I went to the doctor’s office the other day. I try to avoid them as much as possible because it usually involves a huge chunk of time, money, and a lot of hassle, but I had no choice. I needed someone to look in my ear and the doctor’s office was the only place with the equipment to do so.
After finally finding a local doctor who accepted my insurance, I arrived 20 minutes ahead of my scheduled appointment. The waiting room was filled with chairs, but no people. “Good,” I thought, “I won’t have to wait long.” I don’t like to wait, especially when I paying big bucks for what I need.
I began to complete all of the paperwork that would allow someone to look in my ear for 2-3 seconds and tell me what they saw. I returned all 15 pages, none of which included even one question about why I wanted to see the doctor that day, to the lady behind the window. I took my seat, kept my hands to myself-the less you come in contact with in a doctor’s office, the better-and waited.
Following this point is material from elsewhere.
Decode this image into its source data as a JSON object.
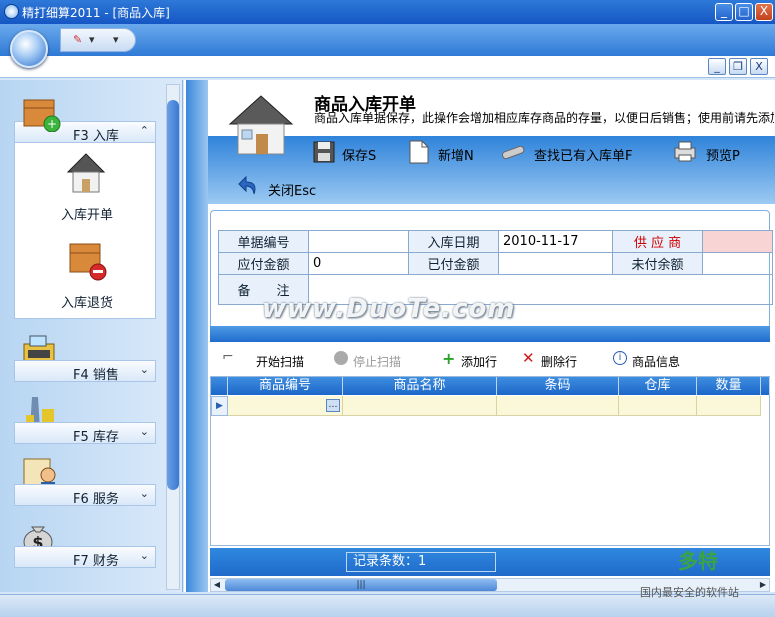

Thirty minutes into my wait, another patient arrived. Thirty-five chairs in the room and he sits in the one right next to me. Like I said, the less you come in contact with, the better. “How do I get away from him?” I thought. “Do I get up and move or will that seem rude? Do I pretend I forgot something in the car and when I return from getting it sit in another chair? What if they call me while I’m out checking and I lose my place in line?” After way too much pondering, I decided to stay put. I sat there, pretending like I was searching for something important in my purse as a way to avoid eye and germ contact with the only other person in the room who just happened to be right next to me. I did a lot of searching as another 30 minutes went by, and then another. He got the point.
Finally, the door, the one that gets you closer to the doctor, opened. I got excited because I thought my wait was over. However, the lady in uniform looked at the man and said, “You can come back now.” “That’s odd,” I thought, “I was next and usually they call you by your name. She called him, ‘You.’” As the man approached the door, the lady suddenly proclaimed, “Oh, I thought you were somebody else. I couldn’t see you clearly across the room.” A blind sphincter says what? Who did you think he was? There is one lady and one man sitting next to each other in this waiting room for over an hour and you thought he was somebody else? Who else is there?” I kept searching my purse only this time it was to keep from laughing.
One hour and 40 minutes after my scheduled appointment, my name was finally called and thankfully, by someone who could see. She apologized for the long wait and said, “We were behind because we had two new patients this afternoon. You were one of them.” “Excuse me,” I wanted to scream, “Did you just say I waited for nearly 2 hours with a man sitting right next to me in a room of empty chairs because I am a new patient? Is waiting part of the welcome package? What were you doing for me during those 2 hours?” But I said nothing. I just needed someone to look in my ear for 2-3 seconds and tell me what they saw. She wouldn’t look. She just entered into her computer every piece of information I had written on the 15-page form upon arrival. And I? Well, I waited.